- Trial Court Law Libraries
An Act establishing the Law of the Road was approved by the Governor of the Commonwealth on February 14th, 1821. It said “That in all cases of persons meeting each other on any bridge, turnpike, or other road, within this Commonwealth, travelling with carriages, waggons, carts, sleds, sleighs, or other vehicle, the persons so meeting, shall seasonably turn, drive and convey their carriages, waggons, carts, sleds, sleighs, or other vehicle, to the right of the centre of the travelled part of such bridge, turnpike, or road, so as to enable each other’s carriages, waggons, carts, sleds, sleighs, or other vehicle, to pass each other, without interference or interruption.”
This was the first time that it became the law to drive on the right. Well before the automobile came on the scene.
Nineteenth century case law reveals that winter road conditions obscured the location of the road in some cases. It was not obvious where the center of the road was to be found, nor was it clear that a vehicle needed to stay to the right. The Judge in Jaquith v. Richardson, 49 Mass. 213 (1844) opined “when that part of a road which is wrought for travelling is hidden by snow, and a path is beaten and travelled on the side of the wrought part, persons meeting on such beaten and travelled path are required to drive their vehicles to the right of the middle of such path.”

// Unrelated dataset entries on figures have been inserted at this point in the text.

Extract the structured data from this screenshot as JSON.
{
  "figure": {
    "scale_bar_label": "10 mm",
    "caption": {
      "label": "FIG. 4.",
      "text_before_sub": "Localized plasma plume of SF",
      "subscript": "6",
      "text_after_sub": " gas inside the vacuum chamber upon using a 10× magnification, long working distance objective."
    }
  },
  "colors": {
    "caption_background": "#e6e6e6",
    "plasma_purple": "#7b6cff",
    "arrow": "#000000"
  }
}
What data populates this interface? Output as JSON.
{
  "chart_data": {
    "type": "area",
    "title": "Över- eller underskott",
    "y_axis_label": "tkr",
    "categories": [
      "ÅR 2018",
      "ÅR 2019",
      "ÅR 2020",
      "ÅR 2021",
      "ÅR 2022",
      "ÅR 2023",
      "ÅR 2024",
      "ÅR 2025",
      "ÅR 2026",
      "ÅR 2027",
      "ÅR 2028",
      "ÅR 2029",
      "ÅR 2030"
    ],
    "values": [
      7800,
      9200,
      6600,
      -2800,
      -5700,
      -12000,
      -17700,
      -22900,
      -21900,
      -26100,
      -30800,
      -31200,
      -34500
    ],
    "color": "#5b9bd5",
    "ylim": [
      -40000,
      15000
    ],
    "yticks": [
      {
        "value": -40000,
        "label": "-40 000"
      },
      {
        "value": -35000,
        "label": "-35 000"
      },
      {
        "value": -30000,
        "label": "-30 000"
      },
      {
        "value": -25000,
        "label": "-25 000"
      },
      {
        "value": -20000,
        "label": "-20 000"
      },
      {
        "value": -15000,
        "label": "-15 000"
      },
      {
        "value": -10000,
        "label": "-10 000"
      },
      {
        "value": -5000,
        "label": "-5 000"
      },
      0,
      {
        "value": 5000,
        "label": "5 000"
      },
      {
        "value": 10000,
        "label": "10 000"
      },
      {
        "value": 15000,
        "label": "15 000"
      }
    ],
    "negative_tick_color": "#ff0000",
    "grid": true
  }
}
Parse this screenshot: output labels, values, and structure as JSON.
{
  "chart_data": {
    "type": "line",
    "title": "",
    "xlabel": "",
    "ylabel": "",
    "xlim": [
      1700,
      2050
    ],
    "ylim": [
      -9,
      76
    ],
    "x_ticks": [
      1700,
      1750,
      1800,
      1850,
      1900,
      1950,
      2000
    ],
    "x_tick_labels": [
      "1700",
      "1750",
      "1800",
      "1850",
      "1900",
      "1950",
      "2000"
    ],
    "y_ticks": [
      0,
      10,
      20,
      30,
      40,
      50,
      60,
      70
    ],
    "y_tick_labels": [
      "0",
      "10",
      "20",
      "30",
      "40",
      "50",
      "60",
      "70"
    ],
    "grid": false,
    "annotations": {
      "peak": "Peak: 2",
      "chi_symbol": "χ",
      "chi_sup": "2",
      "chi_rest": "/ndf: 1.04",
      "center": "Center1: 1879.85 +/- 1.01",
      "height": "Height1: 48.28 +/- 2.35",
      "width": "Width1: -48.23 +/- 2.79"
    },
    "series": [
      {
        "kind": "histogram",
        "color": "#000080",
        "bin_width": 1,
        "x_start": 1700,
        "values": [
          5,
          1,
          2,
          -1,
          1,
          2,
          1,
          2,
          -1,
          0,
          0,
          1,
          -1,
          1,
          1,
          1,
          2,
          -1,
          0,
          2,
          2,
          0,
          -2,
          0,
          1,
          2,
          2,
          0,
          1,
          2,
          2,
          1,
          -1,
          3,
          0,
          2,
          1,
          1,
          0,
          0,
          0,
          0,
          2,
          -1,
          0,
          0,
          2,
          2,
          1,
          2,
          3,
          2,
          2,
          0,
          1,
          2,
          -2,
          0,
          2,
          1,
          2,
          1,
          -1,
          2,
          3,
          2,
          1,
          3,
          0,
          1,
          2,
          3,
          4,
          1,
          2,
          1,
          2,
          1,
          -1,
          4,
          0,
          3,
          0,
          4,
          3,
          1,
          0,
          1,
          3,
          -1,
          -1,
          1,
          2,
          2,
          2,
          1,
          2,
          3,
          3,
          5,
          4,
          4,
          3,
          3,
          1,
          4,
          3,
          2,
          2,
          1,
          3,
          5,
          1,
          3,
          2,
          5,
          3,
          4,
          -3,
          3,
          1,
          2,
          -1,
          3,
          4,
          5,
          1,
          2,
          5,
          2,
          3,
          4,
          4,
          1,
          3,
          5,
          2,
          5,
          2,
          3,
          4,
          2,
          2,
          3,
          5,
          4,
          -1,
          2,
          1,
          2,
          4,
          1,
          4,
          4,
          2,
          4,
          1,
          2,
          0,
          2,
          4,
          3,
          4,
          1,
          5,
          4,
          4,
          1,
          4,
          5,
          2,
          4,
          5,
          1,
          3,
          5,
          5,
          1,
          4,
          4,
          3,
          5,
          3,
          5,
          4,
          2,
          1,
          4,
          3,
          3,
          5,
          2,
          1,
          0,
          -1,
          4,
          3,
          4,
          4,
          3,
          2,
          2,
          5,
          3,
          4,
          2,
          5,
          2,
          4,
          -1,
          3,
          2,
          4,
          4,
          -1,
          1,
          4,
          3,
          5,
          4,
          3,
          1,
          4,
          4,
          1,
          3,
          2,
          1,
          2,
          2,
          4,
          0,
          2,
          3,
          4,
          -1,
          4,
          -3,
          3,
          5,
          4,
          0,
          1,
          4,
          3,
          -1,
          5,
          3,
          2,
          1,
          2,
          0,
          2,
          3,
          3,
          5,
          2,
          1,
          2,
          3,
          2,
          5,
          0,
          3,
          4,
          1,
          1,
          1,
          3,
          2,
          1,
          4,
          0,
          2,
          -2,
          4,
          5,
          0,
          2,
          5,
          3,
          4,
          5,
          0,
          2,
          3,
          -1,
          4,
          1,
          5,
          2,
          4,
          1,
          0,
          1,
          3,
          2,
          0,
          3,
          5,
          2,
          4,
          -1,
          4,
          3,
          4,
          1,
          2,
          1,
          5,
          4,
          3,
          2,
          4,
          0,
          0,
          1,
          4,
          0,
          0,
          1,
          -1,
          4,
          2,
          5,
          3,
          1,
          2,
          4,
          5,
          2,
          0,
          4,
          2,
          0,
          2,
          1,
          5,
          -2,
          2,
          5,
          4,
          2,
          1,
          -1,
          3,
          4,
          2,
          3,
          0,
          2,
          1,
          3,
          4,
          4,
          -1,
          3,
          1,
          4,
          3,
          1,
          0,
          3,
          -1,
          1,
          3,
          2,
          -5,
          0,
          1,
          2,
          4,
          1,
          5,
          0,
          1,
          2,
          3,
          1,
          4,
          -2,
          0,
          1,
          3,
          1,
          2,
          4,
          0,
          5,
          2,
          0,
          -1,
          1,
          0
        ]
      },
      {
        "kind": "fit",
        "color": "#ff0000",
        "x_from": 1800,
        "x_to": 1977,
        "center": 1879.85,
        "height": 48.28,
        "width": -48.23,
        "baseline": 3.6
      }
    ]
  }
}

“In an action of trespass, the plaintiff alleged that the defendant, at Stoneham, on the 24th of March 1843, made an assault upon him, and with a certain stage or sleigh drawn by four horses, did direct and guide the same horses against the sleigh of the plaintiff, in which he was then and there sitting, and did drive said horses against the plaintiff’s said sleigh, and overturned the same, and greatly injured the plaintiff.”
– Jaquith v. Richardson, 49 Mass. 213 (1844)
A caption on a 1903 image in The New York Public Library Digital Collections reads “But the problem will be solved when the automobile supersedes the horse.”